Unifying Directed and Undirected Random Graph Models
Mike van Santvoort, Pim van der Hoorn
TL;DR
This work develops a unified framework to relate directed and undirected random graph models via a forgetful map that collapses directionality and a coupling approach that can translate event probabilities between models. It establishes exact direct equivalence criteria and practical indirect equivalence via location-couplings and event-insensitivity concepts, enabling approximate transfers of results when explicit distributions are intractable. The authors then apply the theory to two broad model classes—graphs with independent edge/arc probabilities (IAG/IEG) and fixed-edge models (ASRG/ESRG)—and show how directed equivalences extend to undirected ones, including a cell-cell interaction example that demonstrates the method's applicability to biological networks. The combination of theoretical tools (Phi map, coupling, and insensitivity) with concrete model classes yields a versatile toolkit for transferring results across directed and undirected random graph models, with potential impact on theory and applications in network science. The work provides rigorous conditions under which directed model equivalences extend to undirected counterparts, and shows how to leverage these results to study complex systems such as cell-cell interaction networks.
Abstract
In this paper we explore mathematical tools that can be used to relate directed and undirected random graph models to each other. We identify probability spaces on which a directed and an undirected graph model are equivalent, and investigate which graph events can subsequently be translated between equivalent models.
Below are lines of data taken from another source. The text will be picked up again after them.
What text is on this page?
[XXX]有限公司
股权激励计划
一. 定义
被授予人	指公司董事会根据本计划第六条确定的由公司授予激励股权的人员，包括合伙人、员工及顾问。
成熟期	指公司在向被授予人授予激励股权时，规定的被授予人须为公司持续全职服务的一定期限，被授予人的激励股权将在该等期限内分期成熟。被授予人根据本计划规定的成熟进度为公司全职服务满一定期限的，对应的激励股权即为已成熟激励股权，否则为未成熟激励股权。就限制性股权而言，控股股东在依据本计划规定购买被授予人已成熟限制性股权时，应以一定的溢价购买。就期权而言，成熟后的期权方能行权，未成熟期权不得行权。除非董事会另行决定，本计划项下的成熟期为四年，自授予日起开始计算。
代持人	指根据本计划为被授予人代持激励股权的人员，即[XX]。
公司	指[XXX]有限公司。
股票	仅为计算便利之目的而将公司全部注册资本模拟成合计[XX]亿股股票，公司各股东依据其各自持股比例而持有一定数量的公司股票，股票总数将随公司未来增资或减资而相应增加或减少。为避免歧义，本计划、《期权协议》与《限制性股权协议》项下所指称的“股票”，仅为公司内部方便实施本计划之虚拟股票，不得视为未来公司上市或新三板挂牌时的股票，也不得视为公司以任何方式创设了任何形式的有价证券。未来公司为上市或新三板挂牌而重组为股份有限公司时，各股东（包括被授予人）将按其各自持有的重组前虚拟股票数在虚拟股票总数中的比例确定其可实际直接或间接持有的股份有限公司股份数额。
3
We finally give coupling techniques that can be used to establish an approximate equivalence between directed and undirected random graph models. As an application of these tools, we give conditions under which two broad classes of random graph models are equivalent. In one of these classes the presence of edges/arcs is determined by independent Bernoulli random variables, while in the other class a fixed number of edges/arcs is placed in between vertices according to some probability measure. We finally use these equivalences to extend a previously established relationship between the directed versions of these model classes to their undirected counterparts.